To rotate: add the new key first (it becomes active immediately), then delete the old one. No downtime, no code change.

API

# Register
POST /api/v1/provider-keys
{ "provider": "openai", "key": "sk-..." }

# List (returns masked prefixes only, never plaintext)
GET /api/v1/provider-keys

# Delete
DELETE /api/v1/provider-keys/:id
bash

Security guarantees

  • Not in logs. Provider keys are never console.log()'d, never stored in the requests table, never exposed via an API. Static scan in CI enforces no string matching sk- in log output.
  • Not in the web bundle. The dashboard talks to the API server; it never receives provider keys.
  • Database compromise alone is insufficient. Without ENCRYPTION_KEY, the provider_keys ciphertext is useless.ENCRYPTION_KEY lives outside the DB (env var).
  • Audit trail. Every decrypt-and-forward operation is logged (rate, timestamp, org) without the plaintext for forensics.

Overage billing controls (Pattern C)

Paid plans (Starter / Team) show an Overage billing card below Organization with two controls:

  • Allow overage charges — when on (default), requests past your monthly quota keep flowing and are billed on your next invoice at the plan's overage rate. When off, requests past the quota return HTTP 429 immediately (Pattern A / legacy behavior).
  • Max overage multiplier (1–100, default 5) — defines a hard cap. Even with overage enabled, requests past limit × multiplier are rejected.
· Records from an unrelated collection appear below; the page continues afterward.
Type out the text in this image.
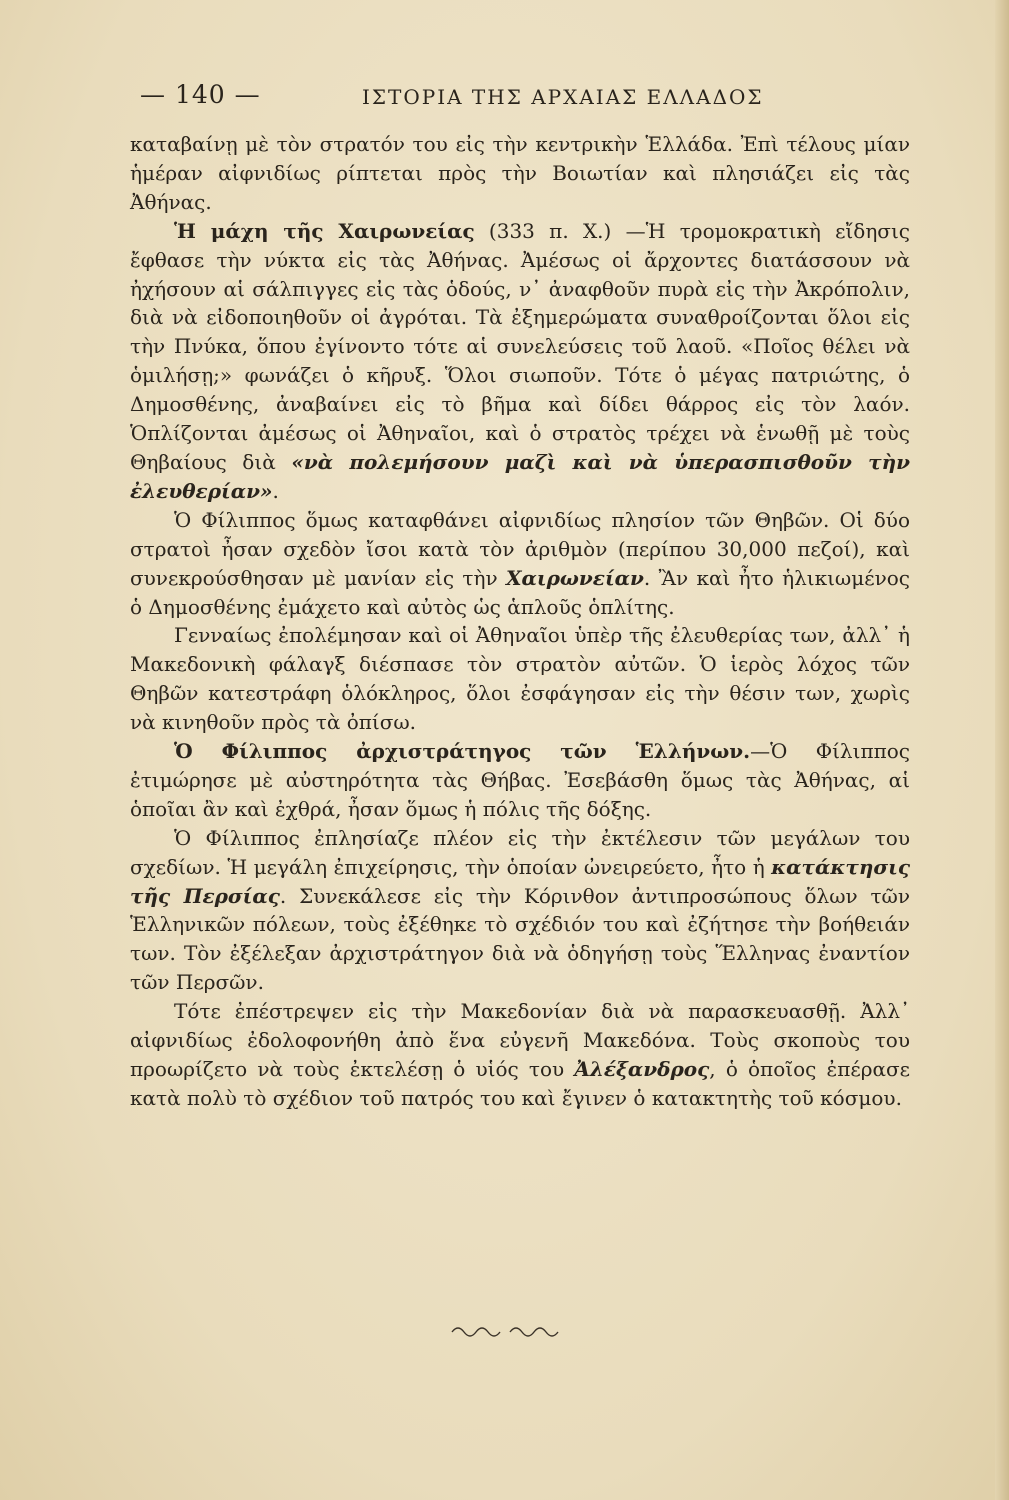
— 140 —	ΙΣΤΟΡΙΑ ΤΗΣ ΑΡΧΑΙΑΣ ΕΛΛΑΔΟΣ

καταβαίνῃ μὲ τὸν στρατόν του εἰς τὴν κεντρικὴν Ἑλλάδα. Ἐπὶ τέλους μίαν ἡμέραν αἰφνιδίως ρίπτεται πρὸς τὴν Βοιωτίαν καὶ πλησιάζει εἰς τὰς Ἀθήνας.

Ἡ μάχη τῆς Χαιρωνείας (333 π. Χ.) —Ἡ τρομοκρατικὴ εἴδησις ἔφθασε τὴν νύκτα εἰς τὰς Ἀθήνας. Ἀμέσως οἱ ἄρχοντες διατάσσουν νὰ ἠχήσουν αἱ σάλπιγγες εἰς τὰς ὁδούς, ν᾽ ἀναφθοῦν πυρὰ εἰς τὴν Ἀκρόπολιν, διὰ νὰ εἰδοποιηθοῦν οἱ ἀγρόται. Τὰ ἐξημερώματα συναθροίζονται ὅλοι εἰς τὴν Πνύκα, ὅπου ἐγίνοντο τότε αἱ συνελεύσεις τοῦ λαοῦ. «Ποῖος θέλει νὰ ὁμιλήσῃ;» φωνάζει ὁ κῆρυξ. Ὅλοι σιωποῦν. Τότε ὁ μέγας πατριώτης, ὁ Δημοσθένης, ἀναβαίνει εἰς τὸ βῆμα καὶ δίδει θάρρος εἰς τὸν λαόν. Ὁπλίζονται ἀμέσως οἱ Ἀθηναῖοι, καὶ ὁ στρατὸς τρέχει νὰ ἑνωθῇ μὲ τοὺς Θηβαίους διὰ «νὰ πολεμήσουν μαζὶ καὶ νὰ ὑπερασπισθοῦν τὴν ἐλευθερίαν».

Ὁ Φίλιππος ὅμως καταφθάνει αἰφνιδίως πλησίον τῶν Θηβῶν. Οἱ δύο στρατοὶ ἦσαν σχεδὸν ἴσοι κατὰ τὸν ἀριθμὸν (περίπου 30,000 πεζοί), καὶ συνεκρούσθησαν μὲ μανίαν εἰς τὴν Χαιρωνείαν. Ἂν καὶ ἦτο ἡλικιωμένος ὁ Δημοσθένης ἐμάχετο καὶ αὐτὸς ὡς ἁπλοῦς ὁπλίτης.

Γενναίως ἐπολέμησαν καὶ οἱ Ἀθηναῖοι ὑπὲρ τῆς ἐλευθερίας των, ἀλλ᾽ ἡ Μακεδονικὴ φάλαγξ διέσπασε τὸν στρατὸν αὐτῶν. Ὁ ἱερὸς λόχος τῶν Θηβῶν κατεστράφη ὁλόκληρος, ὅλοι ἐσφάγησαν εἰς τὴν θέσιν των, χωρὶς νὰ κινηθοῦν πρὸς τὰ ὀπίσω.

Ὁ Φίλιππος ἀρχιστράτηγος τῶν Ἑλλήνων.—Ὁ Φίλιππος ἐτιμώρησε μὲ αὐστηρότητα τὰς Θήβας. Ἐσεβάσθη ὅμως τὰς Ἀθήνας, αἱ ὁποῖαι ἂν καὶ ἐχθρά, ἦσαν ὅμως ἡ πόλις τῆς δόξης.

Ὁ Φίλιππος ἐπλησίαζε πλέον εἰς τὴν ἐκτέλεσιν τῶν μεγάλων του σχεδίων. Ἡ μεγάλη ἐπιχείρησις, τὴν ὁποίαν ὠνειρεύετο, ἦτο ἡ κατάκτησις τῆς Περσίας. Συνεκάλεσε εἰς τὴν Κόρινθον ἀντιπροσώπους ὅλων τῶν Ἑλληνικῶν πόλεων, τοὺς ἐξέθηκε τὸ σχέδιόν του καὶ ἐζήτησε τὴν βοήθειάν των. Τὸν ἐξέλεξαν ἀρχιστράτηγον διὰ νὰ ὁδηγήσῃ τοὺς Ἕλληνας ἐναντίον τῶν Περσῶν.

Τότε ἐπέστρεψεν εἰς τὴν Μακεδονίαν διὰ νὰ παρασκευασθῇ. Ἀλλ᾽ αἰφνιδίως ἐδολοφονήθη ἀπὸ ἕνα εὐγενῆ Μακεδόνα. Τοὺς σκοποὺς του προωρίζετο νὰ τοὺς ἐκτελέσῃ ὁ υἱός του Ἀλέξανδρος, ὁ ὁποῖος ἐπέρασε κατὰ πολὺ τὸ σχέδιον τοῦ πατρός του καὶ ἔγινεν ὁ κατακτητὴς τοῦ κόσμου.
Protects against runaway usage spikes. Example: Starter 100K × 5 = 500K hard cap; past that, requests return 429 regardless of overage setting.

Free plan hides these controls (quota is always a hard block). Enterprise is unlimited so the whole section is hidden.

Each change takes effect on the next proxy request — no restart or cache-bust needed. The hourly quota-warning email picks up the current setting too: at 100% with overage enabled, the email tells you overage billing is active instead of reporting a block.

See Billing & quotas for the complete pricing picture (overage rates per plan, invoice format, FAQ).

Limitations

  • One active key per (org, provider). If your OpenAI account has multiple keys for separate billing, Spanlens uses whichever is registered last. Multi-key routing is a future feature.
  • No envelope encryption with per-org DEK yet. All orgs share the same master ENCRYPTION_KEY. Per-org data encryption keys (envelope encryption) + KMS integration is on the Enterprise roadmap.
  • No HSM support. Keys live in process memory during decryption. HSM offload is an Enterprise path (Phase 5+).

Related: Projects & API keys, Self-hosting (ENCRYPTION_KEY setup), /settings dashboard. Source: apps/server/src/lib/crypto.ts.